Chen enrolled in the event in March and throughout the process has refused to use medication, the foundation said.
Having been a smoker for more than 50 years, Chen’s insistence on not relying on medication is impressive and commendable, foundation smoke hazard prevention center director Lin Ching-li (林清麗) said.
Photo: Chiu Chih-jou, Taipei Times
Asked if Chen had succeeded, Lin cited a study in California which said that people typically go through 15 to 16 attempts before succeeding.
It is extremely difficult for a person working in a high-stress job choosing to forgo medication to quit smoking, Lin said.
However, many of the participants in this year’s event cited Chen’s participation as the reason they joined the program, she said.
The event, which requires participants to go a full month without smoking, have yielded great results over the years, with 70 percent of those participating able to go a full month without touching a cigarette, 30 percent of whom quit smoking within a year, the foundation said.

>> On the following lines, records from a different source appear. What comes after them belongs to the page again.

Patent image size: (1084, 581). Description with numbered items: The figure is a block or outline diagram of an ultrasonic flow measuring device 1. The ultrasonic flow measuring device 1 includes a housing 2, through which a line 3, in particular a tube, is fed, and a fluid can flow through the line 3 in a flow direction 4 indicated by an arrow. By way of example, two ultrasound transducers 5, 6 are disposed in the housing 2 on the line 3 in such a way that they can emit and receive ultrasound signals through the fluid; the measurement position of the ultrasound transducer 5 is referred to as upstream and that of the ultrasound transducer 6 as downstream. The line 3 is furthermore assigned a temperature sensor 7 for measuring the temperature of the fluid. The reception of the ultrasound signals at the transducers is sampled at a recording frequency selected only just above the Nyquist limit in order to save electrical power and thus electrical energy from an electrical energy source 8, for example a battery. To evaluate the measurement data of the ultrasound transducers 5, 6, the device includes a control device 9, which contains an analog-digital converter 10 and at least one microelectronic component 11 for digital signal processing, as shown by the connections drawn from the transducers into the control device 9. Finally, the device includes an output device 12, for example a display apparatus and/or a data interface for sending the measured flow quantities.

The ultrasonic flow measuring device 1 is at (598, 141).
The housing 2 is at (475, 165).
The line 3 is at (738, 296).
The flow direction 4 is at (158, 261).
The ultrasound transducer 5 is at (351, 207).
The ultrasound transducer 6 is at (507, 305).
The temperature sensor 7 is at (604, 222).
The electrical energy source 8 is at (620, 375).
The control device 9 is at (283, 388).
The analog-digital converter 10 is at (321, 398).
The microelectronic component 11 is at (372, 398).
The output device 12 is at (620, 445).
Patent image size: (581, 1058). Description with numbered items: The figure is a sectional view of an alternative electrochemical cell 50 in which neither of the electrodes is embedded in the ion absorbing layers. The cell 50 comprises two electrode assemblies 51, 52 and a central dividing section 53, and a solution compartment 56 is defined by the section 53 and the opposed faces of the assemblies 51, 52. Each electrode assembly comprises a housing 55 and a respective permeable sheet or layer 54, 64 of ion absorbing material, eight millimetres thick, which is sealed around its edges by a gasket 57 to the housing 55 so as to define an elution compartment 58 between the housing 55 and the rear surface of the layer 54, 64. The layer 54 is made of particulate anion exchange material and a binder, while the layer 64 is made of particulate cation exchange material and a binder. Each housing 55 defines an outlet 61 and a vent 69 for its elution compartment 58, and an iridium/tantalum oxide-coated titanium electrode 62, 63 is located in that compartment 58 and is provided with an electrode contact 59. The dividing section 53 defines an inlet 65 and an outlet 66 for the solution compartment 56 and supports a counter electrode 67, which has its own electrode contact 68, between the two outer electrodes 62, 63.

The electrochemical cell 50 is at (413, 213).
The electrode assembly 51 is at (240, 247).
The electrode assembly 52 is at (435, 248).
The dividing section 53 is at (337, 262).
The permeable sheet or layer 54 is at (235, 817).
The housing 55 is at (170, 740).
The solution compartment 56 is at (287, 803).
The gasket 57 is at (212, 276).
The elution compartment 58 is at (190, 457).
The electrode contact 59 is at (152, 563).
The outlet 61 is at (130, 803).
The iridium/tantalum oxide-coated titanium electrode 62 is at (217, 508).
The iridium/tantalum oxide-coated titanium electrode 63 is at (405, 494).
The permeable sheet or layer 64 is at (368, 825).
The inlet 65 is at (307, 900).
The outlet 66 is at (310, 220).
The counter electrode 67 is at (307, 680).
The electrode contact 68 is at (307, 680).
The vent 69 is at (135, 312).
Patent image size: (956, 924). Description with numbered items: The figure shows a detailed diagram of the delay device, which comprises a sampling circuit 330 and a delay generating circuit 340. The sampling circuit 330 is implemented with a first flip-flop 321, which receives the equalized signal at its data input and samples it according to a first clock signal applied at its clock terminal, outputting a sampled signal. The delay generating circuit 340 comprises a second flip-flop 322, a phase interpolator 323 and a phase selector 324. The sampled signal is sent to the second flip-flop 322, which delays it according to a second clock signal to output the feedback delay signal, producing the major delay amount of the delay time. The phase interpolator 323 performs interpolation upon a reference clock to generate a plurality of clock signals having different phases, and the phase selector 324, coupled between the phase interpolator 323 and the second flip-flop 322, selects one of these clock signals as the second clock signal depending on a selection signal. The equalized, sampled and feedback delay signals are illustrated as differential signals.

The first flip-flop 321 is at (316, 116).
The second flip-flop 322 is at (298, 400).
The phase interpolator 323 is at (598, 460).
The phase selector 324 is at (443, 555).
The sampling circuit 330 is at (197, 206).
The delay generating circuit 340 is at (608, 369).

The winner of this year’s prize, 60-year-old Chen Chia-hsiang (陳家翔), said he started smoking when he was 14, quit once when he was 25 due to a punctured lung, and started again in his 40s because of work .
Chen’s wife, Chung Yen-hua (鍾燕華), said she was glad that Chen participated and lasted an entire month without smoking, adding that the family has become closer and happier as a result.
Nicotine withdrawal often leads to a hot temper, impatience, difficulty concentrating and anxiety, Mackay Memorial Hospital Department of Family Medicine physician Chan Hsin-lung (詹欣隆) said, adding that at a certain point, it is extremely difficult to overcome nicotine withdrawal without medication .
Only 10 percent of people are able to quit smoking on pure will alone, Chan said, adding that with medication, that number increases to 35 to 40 percent.
The government offers smokers who want to stop subsidies for two quitting and counseling therapy sessions per year, with each session lasting eight weeks, Chan said.
Since May 15, certain medications’ fees have also been waived to help promote the policy, Chan said.
Asked at yesterday’s Central Epidemic Command Center news conference whether he has been able to quit smoking, Chen said that he considered it a success on his part, but that his secretary thought otherwise.